Dante Martin, a former member of the Florida A&M University marching band, was found guilty on Friday of manslaughter in the 2011 hazing death of Robert Champion, another band member at the time, The Orlando Sentinel reported. The defense had contended that Champion knew about the traditions of the band and voluntarily submitted. But jurors apparently rejected that argument.

 

November 3, 2014

The comedian Bill Maher says he still plans to address the December commencement at the University of California at Berkeley. Thousands signed a petition calling for the university to rescind the invitation because of statements Maher has made about Islam, and the student group in charge of commencement invites tried to take back its request that he speak. But Nicholas B. Dirks, chancellor at Berkeley, said that the university would stand by the invitation, and that to do otherwise would violate important principles of free speech. Throughout a week of intense debate, Maher was silent except to say he would address the issue Friday night on his show on HBO.
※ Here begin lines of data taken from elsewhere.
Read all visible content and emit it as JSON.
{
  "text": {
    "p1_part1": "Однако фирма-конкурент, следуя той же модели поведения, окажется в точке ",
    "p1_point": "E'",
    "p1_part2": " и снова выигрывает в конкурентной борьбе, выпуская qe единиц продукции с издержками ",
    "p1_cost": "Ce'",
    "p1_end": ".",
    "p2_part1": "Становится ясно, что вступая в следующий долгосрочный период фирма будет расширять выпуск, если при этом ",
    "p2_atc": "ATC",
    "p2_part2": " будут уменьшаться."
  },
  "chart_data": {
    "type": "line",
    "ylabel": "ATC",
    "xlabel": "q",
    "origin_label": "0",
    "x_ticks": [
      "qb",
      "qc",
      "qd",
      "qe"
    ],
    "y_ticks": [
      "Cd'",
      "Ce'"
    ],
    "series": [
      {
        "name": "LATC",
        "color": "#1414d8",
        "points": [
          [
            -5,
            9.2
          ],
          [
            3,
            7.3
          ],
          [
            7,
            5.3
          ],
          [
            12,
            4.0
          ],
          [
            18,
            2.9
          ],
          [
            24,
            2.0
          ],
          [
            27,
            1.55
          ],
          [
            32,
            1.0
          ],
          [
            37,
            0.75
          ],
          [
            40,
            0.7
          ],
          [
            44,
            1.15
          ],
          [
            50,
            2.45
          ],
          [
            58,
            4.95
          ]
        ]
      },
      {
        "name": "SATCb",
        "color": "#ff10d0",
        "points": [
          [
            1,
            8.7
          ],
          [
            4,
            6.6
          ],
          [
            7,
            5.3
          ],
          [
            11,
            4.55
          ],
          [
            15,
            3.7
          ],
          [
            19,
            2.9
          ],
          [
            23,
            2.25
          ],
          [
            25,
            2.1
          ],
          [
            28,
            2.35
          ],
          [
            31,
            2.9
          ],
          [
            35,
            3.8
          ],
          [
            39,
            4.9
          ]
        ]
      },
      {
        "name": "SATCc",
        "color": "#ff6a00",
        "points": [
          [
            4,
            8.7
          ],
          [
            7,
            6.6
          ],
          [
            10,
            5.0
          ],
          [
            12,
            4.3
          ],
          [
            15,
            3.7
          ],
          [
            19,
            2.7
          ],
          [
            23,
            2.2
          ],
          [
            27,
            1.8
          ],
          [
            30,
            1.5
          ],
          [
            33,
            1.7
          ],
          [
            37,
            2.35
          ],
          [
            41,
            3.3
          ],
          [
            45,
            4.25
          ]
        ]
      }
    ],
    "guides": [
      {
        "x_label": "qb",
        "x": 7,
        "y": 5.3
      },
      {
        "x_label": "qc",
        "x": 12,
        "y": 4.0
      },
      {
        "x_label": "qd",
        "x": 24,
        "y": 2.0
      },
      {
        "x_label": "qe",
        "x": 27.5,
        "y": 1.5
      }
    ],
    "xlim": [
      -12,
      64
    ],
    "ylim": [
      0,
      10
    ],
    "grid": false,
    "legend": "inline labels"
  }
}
In a segment on that show, he said that he is still planning to go to Berkeley and that he isn't a bigot, and he added a few politically incorrect jokes. He expressed disappointment with students objecting to his appearance and asked who "told you that you only had to hear what didn't upset you." But he also pledged that he would make his commencement speech relevant to students, and try to keep the focus on them. Maher urged college students nationwide to weigh in against blocking speakers. "Please, weigh in on this," he said. "My reputation isn't on the line. Yours is."